Casse de l’entreprise publique SNCF, ouverture à la concurrence, casse du Code du travail, reculs des droits sociaux : ces problèmes nous concernent tous, que nous soyons jeunes ou plus anciens dans l’entreprise. C’est pourquoi nous devons nous mobiliser le 12 septembre prochain.

A la CGT, la jeunesse se retrousse les manches, le service public déraille mais on ne lâchera pas.

La casse de notre entreprise se poursuit. Un emploi de cheminot est supprimé toutes les deux heures. Dans chacun de nos métiers, il devient de plus en plus difficile d’assurer nos missions, nos conditions de travail se dégradent.

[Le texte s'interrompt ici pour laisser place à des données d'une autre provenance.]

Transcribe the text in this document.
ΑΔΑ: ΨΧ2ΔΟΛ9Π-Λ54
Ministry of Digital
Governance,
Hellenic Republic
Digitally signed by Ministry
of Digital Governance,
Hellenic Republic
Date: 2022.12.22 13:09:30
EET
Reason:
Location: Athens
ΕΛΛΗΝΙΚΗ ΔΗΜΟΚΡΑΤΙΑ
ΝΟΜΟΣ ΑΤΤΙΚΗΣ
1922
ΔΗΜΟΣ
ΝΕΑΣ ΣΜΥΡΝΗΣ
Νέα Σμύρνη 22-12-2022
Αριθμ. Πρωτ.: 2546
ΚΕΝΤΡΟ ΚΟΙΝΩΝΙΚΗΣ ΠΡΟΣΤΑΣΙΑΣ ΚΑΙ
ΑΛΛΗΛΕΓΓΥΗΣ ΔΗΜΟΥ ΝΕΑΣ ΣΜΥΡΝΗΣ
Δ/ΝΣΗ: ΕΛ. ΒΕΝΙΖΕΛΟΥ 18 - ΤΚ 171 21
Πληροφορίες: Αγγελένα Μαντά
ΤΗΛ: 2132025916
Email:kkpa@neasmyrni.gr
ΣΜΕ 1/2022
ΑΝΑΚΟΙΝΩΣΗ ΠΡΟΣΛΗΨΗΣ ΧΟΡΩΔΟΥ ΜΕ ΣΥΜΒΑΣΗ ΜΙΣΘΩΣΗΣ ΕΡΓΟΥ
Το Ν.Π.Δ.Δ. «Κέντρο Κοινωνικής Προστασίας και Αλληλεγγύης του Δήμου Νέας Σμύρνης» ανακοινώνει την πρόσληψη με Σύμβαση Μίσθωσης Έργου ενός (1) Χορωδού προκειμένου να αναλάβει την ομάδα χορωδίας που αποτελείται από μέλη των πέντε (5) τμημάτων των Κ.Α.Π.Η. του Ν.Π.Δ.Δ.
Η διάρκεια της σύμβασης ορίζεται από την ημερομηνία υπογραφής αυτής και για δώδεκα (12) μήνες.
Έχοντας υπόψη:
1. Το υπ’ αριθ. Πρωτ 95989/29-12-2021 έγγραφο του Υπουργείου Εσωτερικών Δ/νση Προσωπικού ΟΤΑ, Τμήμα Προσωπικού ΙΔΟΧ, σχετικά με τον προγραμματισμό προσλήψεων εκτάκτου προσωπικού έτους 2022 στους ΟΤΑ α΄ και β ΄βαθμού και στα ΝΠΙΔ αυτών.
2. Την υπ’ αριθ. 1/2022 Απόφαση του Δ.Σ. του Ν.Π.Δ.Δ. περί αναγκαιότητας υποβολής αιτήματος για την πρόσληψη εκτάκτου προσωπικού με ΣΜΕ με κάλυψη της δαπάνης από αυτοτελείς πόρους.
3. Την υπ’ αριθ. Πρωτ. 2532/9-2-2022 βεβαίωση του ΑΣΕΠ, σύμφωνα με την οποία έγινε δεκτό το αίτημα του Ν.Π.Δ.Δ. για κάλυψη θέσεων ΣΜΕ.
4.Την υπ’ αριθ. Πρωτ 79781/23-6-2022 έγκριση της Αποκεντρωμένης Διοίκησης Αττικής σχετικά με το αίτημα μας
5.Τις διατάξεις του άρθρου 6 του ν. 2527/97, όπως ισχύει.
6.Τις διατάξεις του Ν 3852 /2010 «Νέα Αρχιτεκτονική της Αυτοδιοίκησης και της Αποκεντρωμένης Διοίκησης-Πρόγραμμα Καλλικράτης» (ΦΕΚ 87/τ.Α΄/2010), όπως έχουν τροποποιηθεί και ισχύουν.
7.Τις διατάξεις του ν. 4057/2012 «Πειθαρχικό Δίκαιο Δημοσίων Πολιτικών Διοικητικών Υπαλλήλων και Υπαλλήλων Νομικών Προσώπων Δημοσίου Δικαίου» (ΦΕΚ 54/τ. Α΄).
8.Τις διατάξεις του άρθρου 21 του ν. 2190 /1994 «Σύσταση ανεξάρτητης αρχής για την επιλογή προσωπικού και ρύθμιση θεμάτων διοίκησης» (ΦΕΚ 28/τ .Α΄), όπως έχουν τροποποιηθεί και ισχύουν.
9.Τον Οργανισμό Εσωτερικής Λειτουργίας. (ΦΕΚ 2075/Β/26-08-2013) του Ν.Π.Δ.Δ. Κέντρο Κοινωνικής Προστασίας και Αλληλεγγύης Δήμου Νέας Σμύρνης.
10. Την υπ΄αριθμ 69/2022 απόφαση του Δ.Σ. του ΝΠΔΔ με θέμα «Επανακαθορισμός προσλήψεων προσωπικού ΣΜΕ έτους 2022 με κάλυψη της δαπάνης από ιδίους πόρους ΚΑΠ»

Gel des salaires, reculs des droits sociaux à la SNCF plongent des milliers de cheminots, et notamment les plus jeunes, dans des situations difficiles. En effet, comment accepter que le salaire d’embauche pour un B 1 04 soit, en vérité, inférieur au SMIC ? Comment accepter les difficultés liées à la politique du logement qui contraignent certains d’entre nous à la colocation, au mieux, à une précarité sociale, au pire.

La précarisation de l’emploi est aussi une réalité à travers le recours massif aux contrats CDD, au RH 0254, à l’alternance, en lieu et place de l’emploi au statut.

La casse de la SNCF a des conséquences sur la maintenance des infrastructures, sur la qualité de service, sur la maintenance des trains. La sous-traitance ne coûte pas moins chère, la casse des métiers, l’instauration de la polyvalence viennent percuter de plein fouet nos savoir-faire et nos compétences.

Par ailleurs, la loi travail 2, si elle passe en l’état, aura des conséquences importantes, y compris à la SNCF. En effet, indemnités prud’hommales, fusion des Instances Représentatives du Personnel, négociations des accords, sont autant d’éléments qui concernent les cheminots, soumis à de nombreuses dispositions du Code du travail.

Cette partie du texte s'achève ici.